- School: UTC
- Location: Chattanooga, Tennessee, USA
- Conference: Southern Conference
- Founded: 1886
- Director: Randall Coleman, Director of Bands
- Members: 125

= Marching Mocs =

Marching band of UT Chattanooga

The Marching Mocs are the marching band of the University of Tennessee at Chattanooga (UTC) located in Chattanooga, Tennessee, United States. The band performs at all Mocs home football games and select away games each year. The Marching Mocs are recognized as one of the nation's top collegiate marching bands. The Marching Mocs are popular for their performance of modern pop, rock, metal, and other popular genres songs that crowds can relate to.

==History==
In March 2009, the Marching Mocs pep band was featured prominently on Late Night with Jimmy Fallon who picked the men's basketball team as his favorite underdog in the 2009 NCAA Division I men's basketball tournament.

==Traditions==

===First Tennessee Pavilion===
The Marching Mocs perform in a parade and a pep rally in the First Tennessee Pavilion before the kick-off of all home football games with the cheerleaders, Sugar Mocs, Majorettes, Elite, and the UTC mascot, Scrappy the mockingbird.

===First Down===
Every time the football team receives a first down, it is tradition for the Marching Mocs to play what is known as the Woo-Woo. It is a sequence of two long tones that sound like a train horn with drum fill between long tones. This ties in with Chattanooga's history as a major railroad hub.

===Pregame===
During pregame, the Marching Mocs make the formation of the Chattanooga Athletic's logo on the field. The Marching Mocs always perform "Chattanooga Choo Choo", "The Star-Spangled Banner", The UTC Alma Mater, The UTC Fight Song, and the "Tennessee Waltz March" while on the field for the Pregame festivities.
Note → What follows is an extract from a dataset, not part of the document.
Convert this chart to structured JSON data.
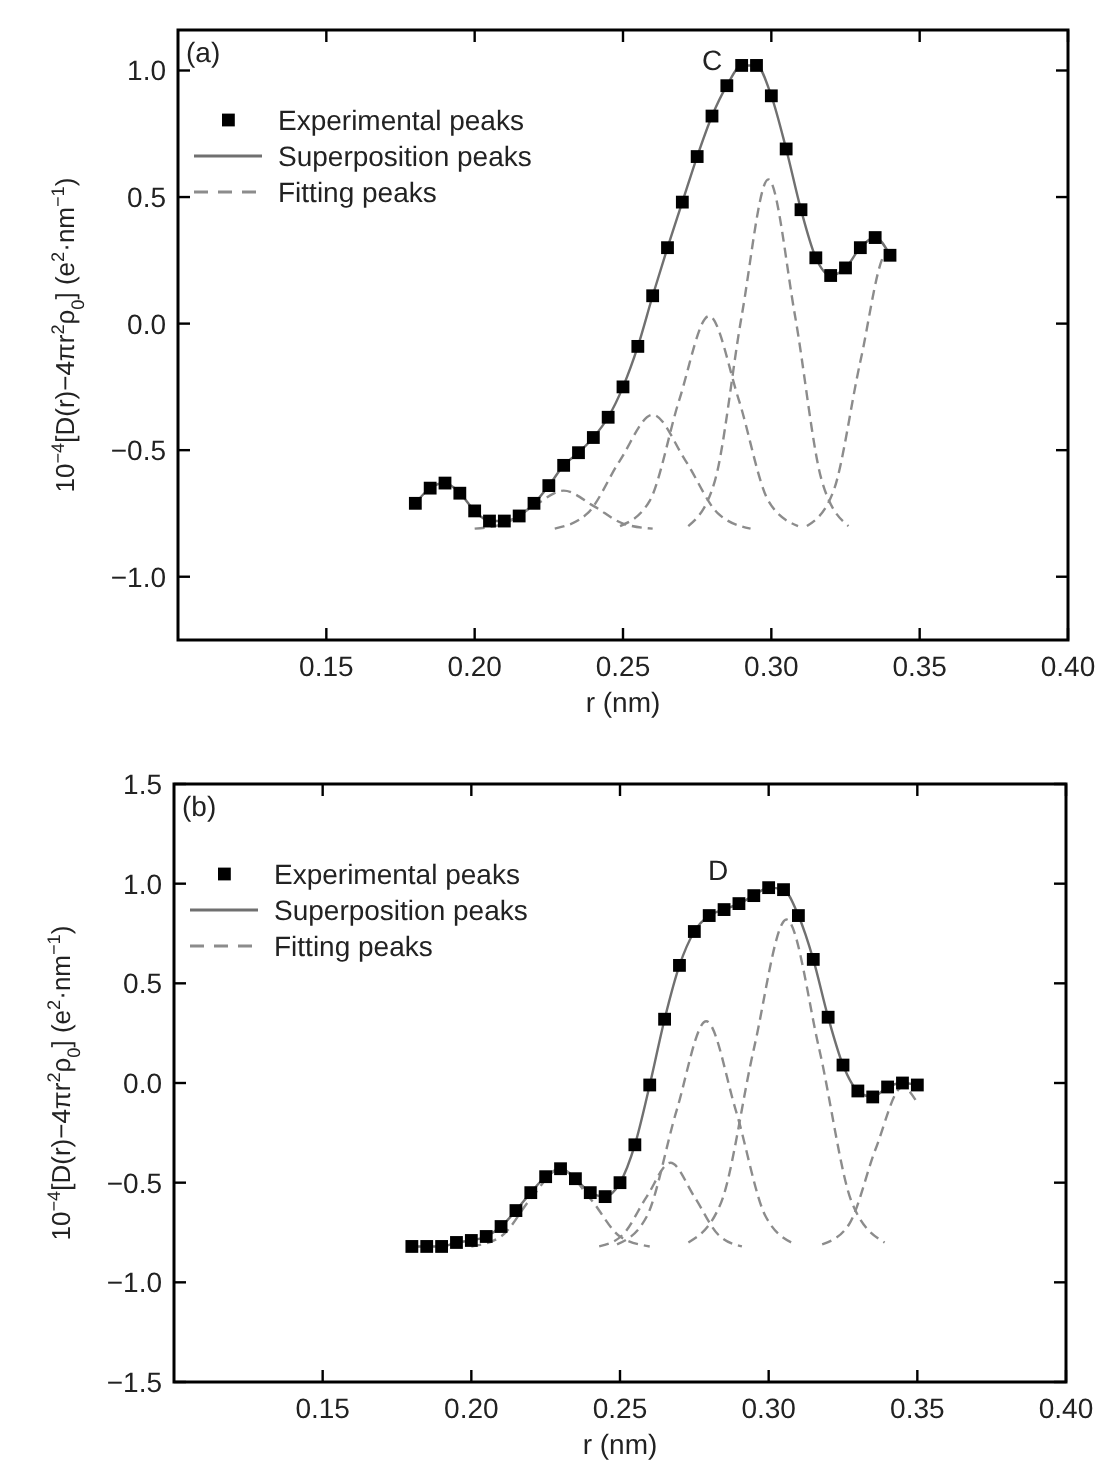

==Marching Mocs Miscellanea==
- Artists covered since 1999 include Red Hot Chili Peppers, Van Morrison, Mötley Crüe, Metallica, No Doubt, Michael Jackson, Barry White, Stevie Wonder, Alice in Chains, System of a Down, Kiss, OutKast, Madonna, Justin Timberlake, Santana, KC and the Sunshine Band, Parliament and Bootsy Collins, Tina Turner, Bill Withers, and many more.
- The Marching Mocs are one of the most innovative non-prop-oriented marching bands in the country, synthesizing styles of show band, traditional band, and drum corps.
- The Marching Mocs work on five primary shows. These include a patriotic show with the City of Chattanooga Pipes and Drums, a Band Day Show with high schools from the surrounding area, a homecoming show with alumni, a traditional halftime show, and a Pregame show.

==Pep Band==
The University of Tennessee at Chattanooga's Pep Band performs at all home men's and women's basketball games. The pep band is also known as The World's Most Dangerous Pep Band. The pep band travels to the Southern Conference Men's and Women's Basketball Tournament, and to NCAA basketball tournaments with the Mocs and Lady Mocs. The pep band has the honor to be called the most entertaining, loudest, and best pep band in the Southern Conference.

==School songs==

Alma Mater

Lookout Mountainr o'er us guarding,

Ceaseless watch doth keep.

In the valley stands our college,

where the shadows creep.

Refrain:
Chattanooga, Chattanooga!
Loud the anthem swell.
Sing, O Sing of alma mater.
All her praises tell.

As in days of blood and battle

On that mountain's height,

Soldiers fought, so she shall ever

Stand for truth and right.

(Refrain)
Loyally, we'll bear her standard,

Blazon'd gold and blue,

Forward, upward, ever onward,

Forth to dare and do.

(Refrain)
----

Fight Song

Fight, Chattanooga,

'Til the victory's finally won.

Mighty Mocs you know,

We're counting on you;

Go UTC Gold and Blue

Fight! Fight!

Roll on, Chattanooga,

Ride the rails and march to victory;

Ever more we pledge to always be True to UTC!